デヴィン・ウィリアムス (Devin Williams)

https://twitter.com/theScoreMLB/status/1636481228592541696?s=20

説明:
現在のMLBでチェンジアップの使い手を聞かれたら、真っ先に彼を挙げるべき投手。メジャーデビュー時に衝撃を与えたそのチェンジアップは、回転軸上は「左腕の投げるスライダーと類似」という、唯一無二の変化を起こします。つまり右投げが左投手の軌道でボールを投げてくるわけですから、打つのは至難の業。20年の新人王獲得に加え、キャリア通算で155回250奪三振と図抜けた奪三振能力を誇り、今大会も2回4奪三振と好調を保ちます。打つ為には、準々決勝でアクーニャJr.が示したように、完全に一つの球種に絞って振り抜くのが現実的かもしれません。

https://www.mlb.com/world-baseball-classic/stats/pitching/united-states/innings-pitched

補足すると、今大会で守護神的な役回りをしているライアン・プレスリー (Ryan Pressly) は既に三回登板しており、優勝まで見据えた場合に休養を優先する可能性が高いです。

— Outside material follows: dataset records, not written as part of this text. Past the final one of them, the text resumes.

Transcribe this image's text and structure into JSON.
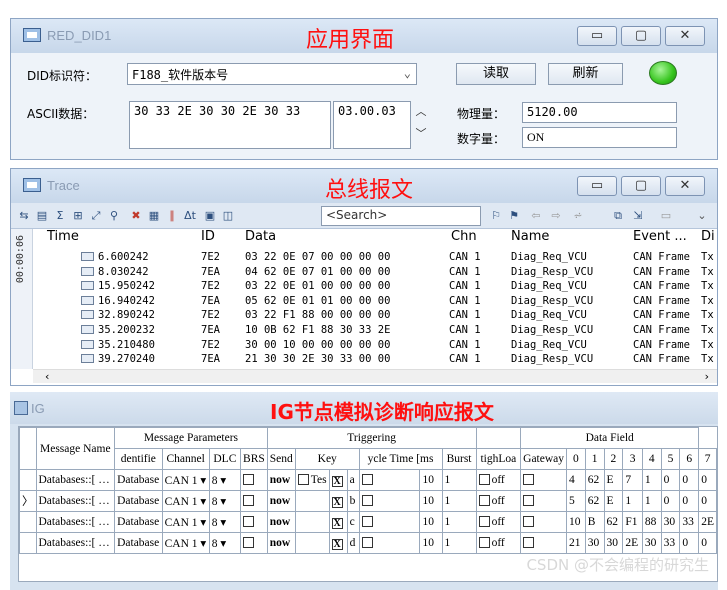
{
  "did_window": {
    "title": "RED_DID1",
    "heading": "应用界面",
    "win_buttons": [
      "▭",
      "▢",
      "✕"
    ],
    "did_label": "DID标识符：",
    "did_value": "F188_软件版本号",
    "read_button": "读取",
    "refresh_button": "刷新",
    "ascii_label": "ASCII数据：",
    "ascii_hex": "30 33 2E 30 30 2E 30 33",
    "ascii_text": "03.00.03",
    "phys_label": "物理量：",
    "phys_value": "5120.00",
    "digital_label": "数字量：",
    "digital_value": "ON",
    "status_color": "#36c51e"
  },
  "trace_window": {
    "title": "Trace",
    "heading": "总线报文",
    "search_placeholder": "<Search>",
    "side_label": "00:00:06",
    "columns": [
      "Time",
      "ID",
      "Data",
      "Chn",
      "Name",
      "Event ...",
      "Di"
    ],
    "rows": [
      {
        "time": "6.600242",
        "id": "7E2",
        "data": "03 22 0E 07 00 00 00 00",
        "chn": "CAN 1",
        "name": "Diag_Req_VCU",
        "event": "CAN Frame",
        "dir": "Tx"
      },
      {
        "time": "8.030242",
        "id": "7EA",
        "data": "04 62 0E 07 01 00 00 00",
        "chn": "CAN 1",
        "name": "Diag_Resp_VCU",
        "event": "CAN Frame",
        "dir": "Tx"
      },
      {
        "time": "15.950242",
        "id": "7E2",
        "data": "03 22 0E 01 00 00 00 00",
        "chn": "CAN 1",
        "name": "Diag_Req_VCU",
        "event": "CAN Frame",
        "dir": "Tx"
      },
      {
        "time": "16.940242",
        "id": "7EA",
        "data": "05 62 0E 01 01 00 00 00",
        "chn": "CAN 1",
        "name": "Diag_Resp_VCU",
        "event": "CAN Frame",
        "dir": "Tx"
      },
      {
        "time": "32.890242",
        "id": "7E2",
        "data": "03 22 F1 88 00 00 00 00",
        "chn": "CAN 1",
        "name": "Diag_Req_VCU",
        "event": "CAN Frame",
        "dir": "Tx"
      },
      {
        "time": "35.200232",
        "id": "7EA",
        "data": "10 0B 62 F1 88 30 33 2E",
        "chn": "CAN 1",
        "name": "Diag_Resp_VCU",
        "event": "CAN Frame",
        "dir": "Tx"
      },
      {
        "time": "35.210480",
        "id": "7E2",
        "data": "30 00 10 00 00 00 00 00",
        "chn": "CAN 1",
        "name": "Diag_Req_VCU",
        "event": "CAN Frame",
        "dir": "Tx"
      },
      {
        "time": "39.270240",
        "id": "7EA",
        "data": "21 30 30 2E 30 33 00 00",
        "chn": "CAN 1",
        "name": "Diag_Resp_VCU",
        "event": "CAN Frame",
        "dir": "Tx"
      }
    ]
  },
  "ig_window": {
    "title": "IG",
    "heading": "IG节点模拟诊断响应报文",
    "group_headers": {
      "params": "Message Parameters",
      "triggering": "Triggering",
      "data_field": "Data Field"
    },
    "columns": {
      "message_name": "Message Name",
      "identifier": "dentifie",
      "channel": "Channel",
      "dlc": "DLC",
      "brs": "BRS",
      "send": "Send",
      "key": "Key",
      "cycle": "ycle Time [ms",
      "burst": "Burst",
      "tighload": "tighLoa",
      "gateway": "Gateway",
      "data_cols": [
        "0",
        "1",
        "2",
        "3",
        "4",
        "5",
        "6",
        "7"
      ]
    },
    "rows": [
      {
        "marker": "",
        "message": "Databases::[",
        "identifier": "Database",
        "channel": "CAN 1",
        "dlc": "8",
        "send": "now",
        "key_extra": "Tes",
        "key_checked": "X",
        "key": "a",
        "cycle": "10",
        "burst": "1",
        "load": "off",
        "data": [
          "4",
          "62",
          "E",
          "7",
          "1",
          "0",
          "0",
          "0"
        ]
      },
      {
        "marker": "〉",
        "message": "Databases::[",
        "identifier": "Database",
        "channel": "CAN 1",
        "dlc": "8",
        "send": "now",
        "key_extra": "",
        "key_checked": "X",
        "key": "b",
        "cycle": "10",
        "burst": "1",
        "load": "off",
        "data": [
          "5",
          "62",
          "E",
          "1",
          "1",
          "0",
          "0",
          "0"
        ]
      },
      {
        "marker": "",
        "message": "Databases::[",
        "identifier": "Database",
        "channel": "CAN 1",
        "dlc": "8",
        "send": "now",
        "key_extra": "",
        "key_checked": "X",
        "key": "c",
        "cycle": "10",
        "burst": "1",
        "load": "off",
        "data": [
          "10",
          "B",
          "62",
          "F1",
          "88",
          "30",
          "33",
          "2E"
        ]
      },
      {
        "marker": "",
        "message": "Databases::[",
        "identifier": "Database",
        "channel": "CAN 1",
        "dlc": "8",
        "send": "now",
        "key_extra": "",
        "key_checked": "X",
        "key": "d",
        "cycle": "10",
        "burst": "1",
        "load": "off",
        "data": [
          "21",
          "30",
          "30",
          "2E",
          "30",
          "33",
          "0",
          "0"
        ]
      }
    ]
  },
  "watermark": "CSDN @不会编程的研究生"
}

投球回数を考えると他にも、スライダーが特長的なアダム・オッタビーノ (Adam Ottavinoや、純粋なフォーシームの無いクセ球のケンドール・グレーブマン  (Kendall Graveman) なども登板し、デヴィン・ウィリアムスはクローザー的な起用と思われます。

その為、デヴィン・ウィリアムスに加え、その前に登場する投手にキューバ打線がどの程度食らいつけるかが、見どころ②の焦点と言えるでしょう。

何かと因縁深い両国ですが、政治的なものを取っ払った、熱い勝負なる事を心より願って、見どころまとめを終了したいと思います。